Two U.S. Senators have reintroduced legislation they say would remove trade provisions with Cuba that make American ag exports non-competitive.

Senators Heidi Heitkamp of North Dakota and John Boozman of Arkansas are lead co-sponsors of the Agricultural Export Expansion Act, which was approved as an amendment to a financial services spending bill by the Senate Appropriations Committee last year.

James Williams, president of Engage Cuba–a national coalition dedicated to lifting the Cuban embargo–says the legislation would benefit U.S. farmers.

“This legislation is not changing a law to say you can now sell to Cuba; that is already legal.  What it does now is just allow American farmers an opportunity to compete.”

Under current law, Cuba must use cash to buy any American ag product.

Williams tells Brownfield the Act paves the way for U.S. farmers and agribusinesses to gain access to private financing.

“This is not taxpayer-backed.  This is not USDA-backed.  This is purely private financing, that if (farmers and ag businesses) are able to get access to, they can offer to Cuba to expand our market-share there.”

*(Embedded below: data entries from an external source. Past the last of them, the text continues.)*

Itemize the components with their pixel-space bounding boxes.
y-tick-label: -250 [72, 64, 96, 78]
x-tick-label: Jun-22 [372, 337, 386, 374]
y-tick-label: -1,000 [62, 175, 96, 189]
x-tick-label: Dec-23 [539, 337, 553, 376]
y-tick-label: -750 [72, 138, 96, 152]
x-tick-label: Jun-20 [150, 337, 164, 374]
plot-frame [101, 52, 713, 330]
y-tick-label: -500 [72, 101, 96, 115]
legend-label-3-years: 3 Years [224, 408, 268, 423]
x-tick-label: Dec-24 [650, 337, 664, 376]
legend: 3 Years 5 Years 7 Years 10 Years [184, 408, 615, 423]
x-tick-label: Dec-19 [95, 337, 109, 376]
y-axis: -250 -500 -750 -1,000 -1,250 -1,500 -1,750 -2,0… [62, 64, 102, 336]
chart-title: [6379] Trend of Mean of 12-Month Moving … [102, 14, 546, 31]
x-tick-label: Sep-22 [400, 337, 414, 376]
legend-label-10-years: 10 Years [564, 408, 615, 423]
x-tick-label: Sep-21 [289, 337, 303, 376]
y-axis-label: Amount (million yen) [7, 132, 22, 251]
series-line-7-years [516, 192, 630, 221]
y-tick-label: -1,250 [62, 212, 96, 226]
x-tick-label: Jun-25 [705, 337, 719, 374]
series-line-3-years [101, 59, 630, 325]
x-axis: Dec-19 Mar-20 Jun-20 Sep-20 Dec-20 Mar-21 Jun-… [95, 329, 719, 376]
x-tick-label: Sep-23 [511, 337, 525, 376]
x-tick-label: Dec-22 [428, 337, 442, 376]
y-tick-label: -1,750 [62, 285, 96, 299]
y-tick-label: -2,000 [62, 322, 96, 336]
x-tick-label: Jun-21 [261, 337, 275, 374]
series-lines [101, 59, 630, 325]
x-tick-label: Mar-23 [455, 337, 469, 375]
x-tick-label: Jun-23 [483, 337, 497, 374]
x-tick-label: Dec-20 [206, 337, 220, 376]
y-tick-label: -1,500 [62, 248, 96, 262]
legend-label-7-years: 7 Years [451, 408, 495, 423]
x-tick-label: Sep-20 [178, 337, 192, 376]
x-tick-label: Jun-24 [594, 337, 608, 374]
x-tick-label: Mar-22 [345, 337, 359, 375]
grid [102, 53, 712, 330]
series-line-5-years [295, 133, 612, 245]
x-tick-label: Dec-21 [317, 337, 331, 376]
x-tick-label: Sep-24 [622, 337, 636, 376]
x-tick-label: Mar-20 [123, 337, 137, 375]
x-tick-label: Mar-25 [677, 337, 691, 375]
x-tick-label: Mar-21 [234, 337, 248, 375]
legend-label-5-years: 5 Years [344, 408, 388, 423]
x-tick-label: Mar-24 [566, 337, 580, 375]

He says support for the bill continues to grow in the Senate, but there’s resistance in the House.

“We have a majority of the House representatives in favor of this, but the challenge has been getting Republican leadership to allow it to have a vote.”

A companion bill has been introduced by U.S. Representative Rick Crawford of Arkansas and House Ag Committee Chairman Mike Conaway of Texas.

Williams says he’s been assured House leadership will vote on the Ag Export Expansion Act before the next budget resolution, which occurs at the end of April.